I would guess (yeah, I'm guessing) the cheapest route to front disk would be to find an F, J, or M donor car and get the spindles and caliper anchors. You'll need to step up to the large ball joint at the point. Get the calipers and master while you're there and use the old ones as cores for new ones. Rotors, pads, calipers, and master can be had new/reman for this swap from any of the parts houses.

Going by current pricing with list on most of these parts, including what a junkyard will sell you the parts for possibly $300 invested in the fronts, give or take. If you want to jump up to drilled and slotted (yes, there are out there) and ceramics then you're talking substantially more.
 
On a car that came equipped with OE drums, it is likely better to convert to the LBP, for all the reasons mentioned in the earlier replies. You are CONVERTING from Drums, as opposed to already having SBP discs.

With the drop in prices of SBP rotors, and calipers (all available through Centric), the prices for these two parts are now in line with LBP parts.
Look at the threads over the last three weeks and you will see prices for SBP disc rotors as low as $21 each (Centric manufactured). Calipers are also available from Centric for ~ $60 before discounts.

If you go LBP, you have to factor in the cost of adding LBP wheels - you will have a lot more choices in LBP compared to SBP. None the less, if you are running SBP today, you will have to budget for LBP replacement wheels.


A good rule of thumb is: If my car has SBP drums, always go to the LBP disc conversion, with one small caveat: Stick to SBP ONLY IF you can get the SBP disc spindles, and other suspension SBP disc pieces at a low price...which then allows you to stay with SBP wheels...

I would NOT worry about making your car just like a factory 340 Dart ...make it the way you are happy with, and that you can drive and enjoy...!
 
well how hard are sbp mopar ralleys to come by? as i said, those are the only wheels id change to. otherwsie, if i swap, id get the same wheels i have, but LBP
 
For SBP kelsey set up I found reman calipers for 68.00 each now rotors are down to 21.00 each.
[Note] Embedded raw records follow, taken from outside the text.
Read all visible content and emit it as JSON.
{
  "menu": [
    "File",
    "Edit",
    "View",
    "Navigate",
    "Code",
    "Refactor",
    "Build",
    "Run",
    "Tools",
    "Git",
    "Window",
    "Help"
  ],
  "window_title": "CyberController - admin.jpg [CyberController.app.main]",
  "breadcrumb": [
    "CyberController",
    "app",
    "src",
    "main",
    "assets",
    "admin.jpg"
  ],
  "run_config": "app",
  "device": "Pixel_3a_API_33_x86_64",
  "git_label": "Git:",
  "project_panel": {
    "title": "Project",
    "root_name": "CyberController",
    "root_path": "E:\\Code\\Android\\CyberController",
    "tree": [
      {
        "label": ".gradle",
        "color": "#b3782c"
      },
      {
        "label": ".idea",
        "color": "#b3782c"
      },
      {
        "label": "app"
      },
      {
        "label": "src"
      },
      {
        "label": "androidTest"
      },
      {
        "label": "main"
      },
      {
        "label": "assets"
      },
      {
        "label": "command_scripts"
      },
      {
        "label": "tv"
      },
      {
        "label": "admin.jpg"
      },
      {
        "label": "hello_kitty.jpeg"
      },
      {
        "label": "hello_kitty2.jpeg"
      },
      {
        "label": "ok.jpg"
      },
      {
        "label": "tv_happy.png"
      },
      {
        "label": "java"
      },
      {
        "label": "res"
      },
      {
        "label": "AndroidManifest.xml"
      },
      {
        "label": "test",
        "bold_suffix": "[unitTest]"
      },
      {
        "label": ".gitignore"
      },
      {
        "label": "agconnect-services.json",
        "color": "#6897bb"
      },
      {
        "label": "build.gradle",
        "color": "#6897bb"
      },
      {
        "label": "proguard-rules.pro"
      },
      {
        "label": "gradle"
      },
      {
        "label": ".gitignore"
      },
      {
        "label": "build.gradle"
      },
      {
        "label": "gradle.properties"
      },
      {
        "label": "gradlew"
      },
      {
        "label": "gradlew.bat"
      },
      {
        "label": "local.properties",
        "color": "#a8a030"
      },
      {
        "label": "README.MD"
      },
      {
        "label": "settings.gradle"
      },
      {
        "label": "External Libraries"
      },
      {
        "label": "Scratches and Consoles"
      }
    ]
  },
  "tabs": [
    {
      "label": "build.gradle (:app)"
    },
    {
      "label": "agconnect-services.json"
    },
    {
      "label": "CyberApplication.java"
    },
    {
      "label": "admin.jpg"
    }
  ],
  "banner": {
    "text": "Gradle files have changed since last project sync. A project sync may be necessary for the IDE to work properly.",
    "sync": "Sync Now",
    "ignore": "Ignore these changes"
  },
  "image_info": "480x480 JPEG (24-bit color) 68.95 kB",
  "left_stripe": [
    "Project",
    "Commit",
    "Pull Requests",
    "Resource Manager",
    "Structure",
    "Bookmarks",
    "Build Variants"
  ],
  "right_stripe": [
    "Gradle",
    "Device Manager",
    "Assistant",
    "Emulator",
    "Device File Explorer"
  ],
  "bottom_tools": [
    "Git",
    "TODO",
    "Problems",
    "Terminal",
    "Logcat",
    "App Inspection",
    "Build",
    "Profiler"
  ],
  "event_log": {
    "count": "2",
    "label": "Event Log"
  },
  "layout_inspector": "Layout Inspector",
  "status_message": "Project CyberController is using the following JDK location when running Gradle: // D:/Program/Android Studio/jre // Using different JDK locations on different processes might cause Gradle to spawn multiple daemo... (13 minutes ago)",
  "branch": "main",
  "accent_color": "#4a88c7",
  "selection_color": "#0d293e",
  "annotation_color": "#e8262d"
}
I bought a set of 4 rallye sbp wheels complete in really good condition for 225.00. I have seen others advertised for 200-500 depending on condition. If youre not in a hurry you can find deals.
 
I'd go LBP factory setup since you already have a LBP 8 3/4 rear. Use the disc system from a 73 up "A" body is best, Upper control arms, Knuckle, Proportioning Valve, Master cylinder and all. Anything is better than your 9" brakes.
 
One thing I didnt see mentioned in the parts needed is the combination valve. Yes he will have to change out the master cylinder (drum/drum is equal size, drum/disk is a bigger reservoir on one side than the other in the master cylinder) which is easy to get at Napa, etc., but he will also have to change out the combination valve, wont he? Otherwise the proportioning will be for all drums instead of drum/ disk, which keeps the drums from locking up first. I think Inline is the only place I have heard people say has the valve - I know Napa doesnt have it cause I asked them for it to use in my changeover. Unless someone knows different?